We propose a novel data structure called Distribution Independent Adaptive Tree (DIAT tree) to resolve the well-known shortcomings, known for almost two decades, of hyperoctrees. We present efficient and distribution-independent algorithms for construction of DIAT trees and simple searches and dynamic operations on DIAT trees. Furthermore, the run-time of our algorithms are linear in the number of dimensions. This is a significant step towards removing the curse of dimensionality. which refers to the exponential dependence on dimension exhibited by many algorithms.

Using DIAT trees, we developed algorithms for access patterns such as all-nearest neighbor queries and spherical region queries, encountered in many applications. With the support of DIAT trees and these algorithms, we believe that distribution-independent algorithms can be designed for many applications. As evidence, we provide an optimal distribution-independent algorithm for the Fast Multipole Method (FMM).

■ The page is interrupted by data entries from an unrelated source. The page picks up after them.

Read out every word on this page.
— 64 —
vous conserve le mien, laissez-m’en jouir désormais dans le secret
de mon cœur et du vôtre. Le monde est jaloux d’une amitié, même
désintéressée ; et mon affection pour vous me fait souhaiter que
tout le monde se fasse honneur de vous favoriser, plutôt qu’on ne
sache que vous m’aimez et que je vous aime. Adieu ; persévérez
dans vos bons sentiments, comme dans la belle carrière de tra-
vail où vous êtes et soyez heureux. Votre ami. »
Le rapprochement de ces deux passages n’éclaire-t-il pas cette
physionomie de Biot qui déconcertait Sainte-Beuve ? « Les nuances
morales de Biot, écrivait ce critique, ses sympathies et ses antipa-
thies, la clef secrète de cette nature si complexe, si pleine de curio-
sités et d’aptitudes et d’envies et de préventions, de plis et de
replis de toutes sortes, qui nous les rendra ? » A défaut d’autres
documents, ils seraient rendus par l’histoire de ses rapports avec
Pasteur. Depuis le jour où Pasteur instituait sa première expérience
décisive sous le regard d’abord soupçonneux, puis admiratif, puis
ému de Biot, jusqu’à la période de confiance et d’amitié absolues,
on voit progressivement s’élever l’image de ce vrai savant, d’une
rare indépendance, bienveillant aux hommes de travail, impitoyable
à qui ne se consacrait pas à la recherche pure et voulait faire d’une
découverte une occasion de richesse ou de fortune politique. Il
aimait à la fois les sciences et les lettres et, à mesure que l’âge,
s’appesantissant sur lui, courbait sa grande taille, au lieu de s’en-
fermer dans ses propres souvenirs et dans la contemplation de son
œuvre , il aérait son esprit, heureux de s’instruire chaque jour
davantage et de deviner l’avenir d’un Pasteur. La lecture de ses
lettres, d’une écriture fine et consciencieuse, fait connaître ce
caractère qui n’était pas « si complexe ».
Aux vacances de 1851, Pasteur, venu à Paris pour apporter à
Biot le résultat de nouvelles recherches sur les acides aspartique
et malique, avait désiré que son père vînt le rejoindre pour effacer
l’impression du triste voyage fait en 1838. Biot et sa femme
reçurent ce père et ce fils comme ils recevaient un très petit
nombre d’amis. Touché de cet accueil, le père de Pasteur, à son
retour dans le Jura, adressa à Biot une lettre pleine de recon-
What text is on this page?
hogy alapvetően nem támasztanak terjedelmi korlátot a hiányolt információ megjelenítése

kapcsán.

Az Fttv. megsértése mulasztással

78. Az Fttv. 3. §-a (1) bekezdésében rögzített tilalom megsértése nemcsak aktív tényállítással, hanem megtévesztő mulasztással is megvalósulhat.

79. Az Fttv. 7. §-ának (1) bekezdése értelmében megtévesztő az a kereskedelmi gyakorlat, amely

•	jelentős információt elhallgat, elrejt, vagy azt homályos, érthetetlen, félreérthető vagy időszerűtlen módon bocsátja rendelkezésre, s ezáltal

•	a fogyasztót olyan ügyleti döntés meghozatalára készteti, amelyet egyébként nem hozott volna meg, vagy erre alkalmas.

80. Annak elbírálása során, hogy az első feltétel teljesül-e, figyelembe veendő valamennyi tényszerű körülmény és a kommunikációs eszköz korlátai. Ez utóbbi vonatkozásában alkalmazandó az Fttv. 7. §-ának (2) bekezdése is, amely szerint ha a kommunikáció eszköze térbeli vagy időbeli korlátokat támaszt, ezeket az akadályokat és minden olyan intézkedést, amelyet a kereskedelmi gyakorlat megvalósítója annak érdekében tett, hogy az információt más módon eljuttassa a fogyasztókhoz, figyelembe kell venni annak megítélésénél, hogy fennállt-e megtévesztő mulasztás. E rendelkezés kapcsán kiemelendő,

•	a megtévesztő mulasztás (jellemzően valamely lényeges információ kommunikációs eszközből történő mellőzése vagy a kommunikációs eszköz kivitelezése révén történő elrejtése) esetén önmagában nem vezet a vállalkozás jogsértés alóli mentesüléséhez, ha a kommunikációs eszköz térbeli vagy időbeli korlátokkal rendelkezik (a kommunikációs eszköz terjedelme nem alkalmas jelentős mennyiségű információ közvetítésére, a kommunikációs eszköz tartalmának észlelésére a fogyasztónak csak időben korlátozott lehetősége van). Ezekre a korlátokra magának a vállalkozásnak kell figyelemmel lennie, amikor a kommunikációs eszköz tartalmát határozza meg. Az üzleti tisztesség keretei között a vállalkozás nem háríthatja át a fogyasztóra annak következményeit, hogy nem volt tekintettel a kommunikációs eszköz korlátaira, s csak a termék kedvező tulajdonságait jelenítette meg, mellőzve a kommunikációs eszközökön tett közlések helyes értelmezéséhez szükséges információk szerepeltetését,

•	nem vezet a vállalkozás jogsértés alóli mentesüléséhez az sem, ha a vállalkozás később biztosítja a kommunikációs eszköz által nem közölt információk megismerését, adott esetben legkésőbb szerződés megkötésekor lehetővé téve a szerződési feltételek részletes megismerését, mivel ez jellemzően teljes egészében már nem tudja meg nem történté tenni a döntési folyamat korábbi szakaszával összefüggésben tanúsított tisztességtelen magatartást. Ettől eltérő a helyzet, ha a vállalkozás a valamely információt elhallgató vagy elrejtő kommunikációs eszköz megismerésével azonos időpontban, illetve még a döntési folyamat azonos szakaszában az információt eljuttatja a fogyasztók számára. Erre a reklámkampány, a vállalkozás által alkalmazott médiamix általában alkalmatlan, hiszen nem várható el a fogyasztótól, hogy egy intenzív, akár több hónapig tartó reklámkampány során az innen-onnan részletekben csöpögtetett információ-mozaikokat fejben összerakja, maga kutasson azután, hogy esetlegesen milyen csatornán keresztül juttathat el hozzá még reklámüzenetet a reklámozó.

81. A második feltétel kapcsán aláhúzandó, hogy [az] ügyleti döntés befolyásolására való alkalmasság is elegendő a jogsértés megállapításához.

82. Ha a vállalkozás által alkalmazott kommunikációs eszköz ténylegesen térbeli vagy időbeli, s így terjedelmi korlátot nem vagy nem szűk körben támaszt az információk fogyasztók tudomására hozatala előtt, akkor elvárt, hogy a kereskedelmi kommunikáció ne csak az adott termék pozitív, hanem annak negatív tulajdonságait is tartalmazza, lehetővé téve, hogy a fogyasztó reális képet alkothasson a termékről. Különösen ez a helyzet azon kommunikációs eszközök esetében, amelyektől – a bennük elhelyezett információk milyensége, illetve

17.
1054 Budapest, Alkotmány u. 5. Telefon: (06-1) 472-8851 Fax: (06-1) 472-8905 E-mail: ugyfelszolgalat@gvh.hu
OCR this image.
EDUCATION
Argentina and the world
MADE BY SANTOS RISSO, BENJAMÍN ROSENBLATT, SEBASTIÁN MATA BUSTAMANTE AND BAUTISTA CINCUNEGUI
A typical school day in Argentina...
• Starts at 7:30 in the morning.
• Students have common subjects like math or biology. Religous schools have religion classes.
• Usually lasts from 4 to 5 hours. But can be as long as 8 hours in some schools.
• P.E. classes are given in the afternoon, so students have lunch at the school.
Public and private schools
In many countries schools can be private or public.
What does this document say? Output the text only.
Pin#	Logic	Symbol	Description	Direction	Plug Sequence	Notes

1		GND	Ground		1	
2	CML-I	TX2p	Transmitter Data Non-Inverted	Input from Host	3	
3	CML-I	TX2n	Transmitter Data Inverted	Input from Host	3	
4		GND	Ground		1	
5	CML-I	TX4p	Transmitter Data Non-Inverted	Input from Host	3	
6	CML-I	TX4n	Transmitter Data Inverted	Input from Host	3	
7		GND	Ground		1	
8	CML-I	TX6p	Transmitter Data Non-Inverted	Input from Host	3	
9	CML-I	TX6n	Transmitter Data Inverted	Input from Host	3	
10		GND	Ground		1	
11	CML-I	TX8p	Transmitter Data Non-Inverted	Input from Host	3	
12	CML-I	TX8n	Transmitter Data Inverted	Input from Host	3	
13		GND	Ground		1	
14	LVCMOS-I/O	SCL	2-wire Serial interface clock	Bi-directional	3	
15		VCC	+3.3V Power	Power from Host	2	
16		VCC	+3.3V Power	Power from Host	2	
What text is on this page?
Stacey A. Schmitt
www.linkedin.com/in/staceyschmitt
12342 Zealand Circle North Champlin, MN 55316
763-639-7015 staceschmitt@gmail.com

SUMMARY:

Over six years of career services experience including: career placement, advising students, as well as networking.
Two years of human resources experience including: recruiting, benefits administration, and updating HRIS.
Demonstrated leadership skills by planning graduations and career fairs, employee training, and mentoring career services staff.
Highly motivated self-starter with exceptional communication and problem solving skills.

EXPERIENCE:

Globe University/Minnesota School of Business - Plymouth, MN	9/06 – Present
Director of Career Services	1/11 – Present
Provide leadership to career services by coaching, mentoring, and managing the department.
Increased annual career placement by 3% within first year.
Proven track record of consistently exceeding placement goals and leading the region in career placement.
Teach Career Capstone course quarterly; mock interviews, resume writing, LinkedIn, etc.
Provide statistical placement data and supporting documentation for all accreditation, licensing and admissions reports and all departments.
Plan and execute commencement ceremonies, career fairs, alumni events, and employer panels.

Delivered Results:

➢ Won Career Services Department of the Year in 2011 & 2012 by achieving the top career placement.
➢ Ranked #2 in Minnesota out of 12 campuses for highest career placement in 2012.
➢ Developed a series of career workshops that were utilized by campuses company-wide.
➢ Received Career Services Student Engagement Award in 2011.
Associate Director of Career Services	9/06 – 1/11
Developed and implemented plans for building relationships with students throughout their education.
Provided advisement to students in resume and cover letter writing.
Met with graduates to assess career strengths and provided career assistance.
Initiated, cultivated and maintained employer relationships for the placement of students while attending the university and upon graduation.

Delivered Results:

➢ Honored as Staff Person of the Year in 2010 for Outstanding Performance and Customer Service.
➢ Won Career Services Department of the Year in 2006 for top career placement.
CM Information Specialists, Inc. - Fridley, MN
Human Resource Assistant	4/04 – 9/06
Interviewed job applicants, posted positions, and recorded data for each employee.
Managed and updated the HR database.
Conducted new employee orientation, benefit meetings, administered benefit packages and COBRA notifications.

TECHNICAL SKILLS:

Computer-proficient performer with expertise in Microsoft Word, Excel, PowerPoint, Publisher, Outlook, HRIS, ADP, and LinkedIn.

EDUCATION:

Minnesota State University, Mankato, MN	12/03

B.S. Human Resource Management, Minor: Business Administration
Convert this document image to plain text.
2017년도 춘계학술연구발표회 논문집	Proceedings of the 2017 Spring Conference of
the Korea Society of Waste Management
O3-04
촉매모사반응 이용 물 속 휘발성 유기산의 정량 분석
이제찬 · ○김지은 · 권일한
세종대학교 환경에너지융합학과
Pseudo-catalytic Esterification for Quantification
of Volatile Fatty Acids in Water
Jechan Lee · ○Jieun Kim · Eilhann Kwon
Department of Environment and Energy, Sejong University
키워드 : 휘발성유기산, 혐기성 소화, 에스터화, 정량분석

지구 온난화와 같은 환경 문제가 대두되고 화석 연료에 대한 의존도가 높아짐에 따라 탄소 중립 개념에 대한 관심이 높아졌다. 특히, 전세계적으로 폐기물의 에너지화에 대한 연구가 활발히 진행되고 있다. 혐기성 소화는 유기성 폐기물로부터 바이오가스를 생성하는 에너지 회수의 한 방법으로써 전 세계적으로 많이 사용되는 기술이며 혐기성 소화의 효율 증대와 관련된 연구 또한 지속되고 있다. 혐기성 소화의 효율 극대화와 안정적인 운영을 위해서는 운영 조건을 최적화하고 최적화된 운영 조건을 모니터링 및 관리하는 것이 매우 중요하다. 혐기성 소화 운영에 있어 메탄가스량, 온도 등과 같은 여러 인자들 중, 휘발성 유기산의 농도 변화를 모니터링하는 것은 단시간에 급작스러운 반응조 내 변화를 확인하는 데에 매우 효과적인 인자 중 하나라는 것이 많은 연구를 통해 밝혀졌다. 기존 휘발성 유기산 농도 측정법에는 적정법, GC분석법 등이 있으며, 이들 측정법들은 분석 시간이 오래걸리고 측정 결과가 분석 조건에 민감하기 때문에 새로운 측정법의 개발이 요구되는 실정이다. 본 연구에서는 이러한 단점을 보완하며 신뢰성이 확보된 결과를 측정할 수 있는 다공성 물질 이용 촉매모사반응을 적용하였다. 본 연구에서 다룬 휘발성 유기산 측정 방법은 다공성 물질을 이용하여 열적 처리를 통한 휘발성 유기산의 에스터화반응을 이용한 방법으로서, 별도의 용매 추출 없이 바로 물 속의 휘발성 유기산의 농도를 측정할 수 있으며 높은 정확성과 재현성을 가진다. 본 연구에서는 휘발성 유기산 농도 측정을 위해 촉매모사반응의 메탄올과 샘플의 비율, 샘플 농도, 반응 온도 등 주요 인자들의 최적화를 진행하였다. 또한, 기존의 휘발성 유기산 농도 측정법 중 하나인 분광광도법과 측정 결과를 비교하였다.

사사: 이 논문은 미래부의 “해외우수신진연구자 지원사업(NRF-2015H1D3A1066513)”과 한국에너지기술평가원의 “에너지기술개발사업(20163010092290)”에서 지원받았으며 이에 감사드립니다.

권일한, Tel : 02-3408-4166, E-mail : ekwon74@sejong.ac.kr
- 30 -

Parallel computation of the FMM is also of interest because FMM is a computationally intensive application. However, it has been impossible to analyze run-times of parallel FMM algorithms because distribution-dependent heuristic methods are thought to be necessary for ensuring proper data decomposition and load balancing. Using parallel DIAT trees, we developed the first provably good, distribution-independent parallel algorithm for the FMM on distributed memory parallel computers. Our algorithm does not require any dynamic data decomposition or explicit load balancing.

To facilitate the invention of the aforementioned algorithms, we introduce two supplementary techniques which are of interest by themselves because of their various applications. Firstly, we provide a simple and distribution-independent technique to map multidimensional points to one dimension through the use of proximity-preserving space-filling curves. Secondly, we present distributed memory algorithms for upward and downward tree accumulations.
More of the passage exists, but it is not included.